No, but seriously ... Women have been penning (and publishing) their journeys for centuries. Last summer, I had the glorious experience of visiting Larry McMurtry’s mansion in Archer City, Texas, which houses his personal library of 30,000 volumes—about 2,000 of which are travelogues by women, many published in the eighteenth and nineteenth centuries. On his shelves, I found leather-bound books like “On Sledge and Dogsled to Outcast Siberian Lepers” by Kate Marseden, and “Sunshine and Storm in the East: Or, Cruises to Cyprus and Constantinople” by Lady Anna Brassey. I couldn’t believe there were so many, and that I hadn’t heard of a single one. Apparently, women’s travelogues have been as marginalized as most of women’s literature. 

I do think this is changing, however, thanks to modern-day pioneers like Dervla Murphy, Jan Morris, Marry Morris and Robyn Davidson, whose books have been commercially successful. Publishing houses are also stepping up to the plate and supporting more women travelers, such as Seal Press, Random House Vintage and of course Travelers’ Tales. 

In your introduction, you write that the “Best Women’s Travel Writing” series exists “so we can prove to each other that yes, we can do this.” The reference was to female travelers, but do you think books like this one can serve the same purpose for aspiring female writers?

Absolutely! And Travelers’ Tales is a great place to start. Several of the contributors in “Best Women’s Travel Writing 2010” are making their publishing debut in this volume. Travelers’ Tales bases its decisions entirely on the merit of the story. Bios are irrelevant. Consequently, they have launched a number of travel writing careers, including my own (with “Travelers’ Tales: Cuba” in 2001). If you have a story to tell, send it there!

Finally, what’s next for you? Are you interested in editing more story collections, or do you have another memoir in the works?

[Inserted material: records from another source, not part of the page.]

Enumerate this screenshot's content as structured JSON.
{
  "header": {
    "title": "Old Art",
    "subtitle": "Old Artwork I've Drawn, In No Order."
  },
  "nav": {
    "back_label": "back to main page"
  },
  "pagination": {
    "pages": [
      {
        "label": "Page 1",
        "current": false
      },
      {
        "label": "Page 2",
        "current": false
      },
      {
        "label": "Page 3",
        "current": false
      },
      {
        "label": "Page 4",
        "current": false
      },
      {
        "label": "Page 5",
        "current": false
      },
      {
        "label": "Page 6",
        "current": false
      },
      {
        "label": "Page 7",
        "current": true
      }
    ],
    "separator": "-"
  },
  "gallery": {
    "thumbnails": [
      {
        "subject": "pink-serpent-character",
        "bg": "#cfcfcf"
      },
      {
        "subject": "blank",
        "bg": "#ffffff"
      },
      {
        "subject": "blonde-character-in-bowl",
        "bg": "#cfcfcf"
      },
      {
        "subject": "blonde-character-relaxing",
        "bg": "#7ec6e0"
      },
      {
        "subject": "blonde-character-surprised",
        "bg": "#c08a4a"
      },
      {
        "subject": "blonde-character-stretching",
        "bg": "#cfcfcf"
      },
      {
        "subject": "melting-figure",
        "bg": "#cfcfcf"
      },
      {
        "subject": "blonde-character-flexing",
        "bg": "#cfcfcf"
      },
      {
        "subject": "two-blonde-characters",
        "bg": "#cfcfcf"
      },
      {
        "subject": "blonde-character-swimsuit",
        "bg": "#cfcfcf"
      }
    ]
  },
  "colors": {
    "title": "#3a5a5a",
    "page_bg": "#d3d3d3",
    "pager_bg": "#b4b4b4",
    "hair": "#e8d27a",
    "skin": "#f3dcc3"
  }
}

I published three books between 2004 and 2008, and my brain is still recovering. So I am finding it immensely pleasurable to write in short-form again: book reviews, profiles, essays and the like. I’m currently working on a series about the Texas-Mexico border, where I grew up, as well as a project about silence. I’ve also started a blog about travel, writing, books and combos thereof. 

As for editing another anthology, I’d love to. It is rather like being a midwife, easing a story’s passage into the big, wide world and smacking out its first breath.


Eva Holland is co-editor of World Hum. She is a former associate editor at Up Here and Up Here Business magazines, and a contributor to Vela. She's based in Canada's Yukon territory.


2 Comments for Interview with Stephanie Elizondo Griest: ‘The Best Women’s Travel Writing 2010’

Peggy Coonley/Serendipity Traveler 04.13.10 | 10:00 PM ET

I thoroughly enjoy “The Best of Women’s Travel Writing” series. Stephanie’s insight as to why women travel is so accurate. Many women travelers who have journeyed with me on Serendipity Traveler trips are indeed experiencing life transitions, celebrations, cancer victories, and more.  Traveling becomes healing, empowering, and transformational. The Traveler’s Tales collection of women’s travel writing is close to my heart.  My daughter, Kira Coonley, had her Tsunami story published in the 2007 book.  Lucy McCauley was the midwife of that collection.  Stephanie’s job, as editor, is not easy. I think she did a splendid job for the 2010 edition.

Alice Driver 04.27.10 | 8:36 PM ET

My grandmother, Corrie McCallum, was an abstract painter born in 1914. Even as a young child, I remember her absolute horror at being invited to exhibit her paintings in “women’s art shows.”  She would look at me and say, “There is no such thing as women’s art. Art is art.”  I think she would probably feel the same way about a collected volume of women’s writing.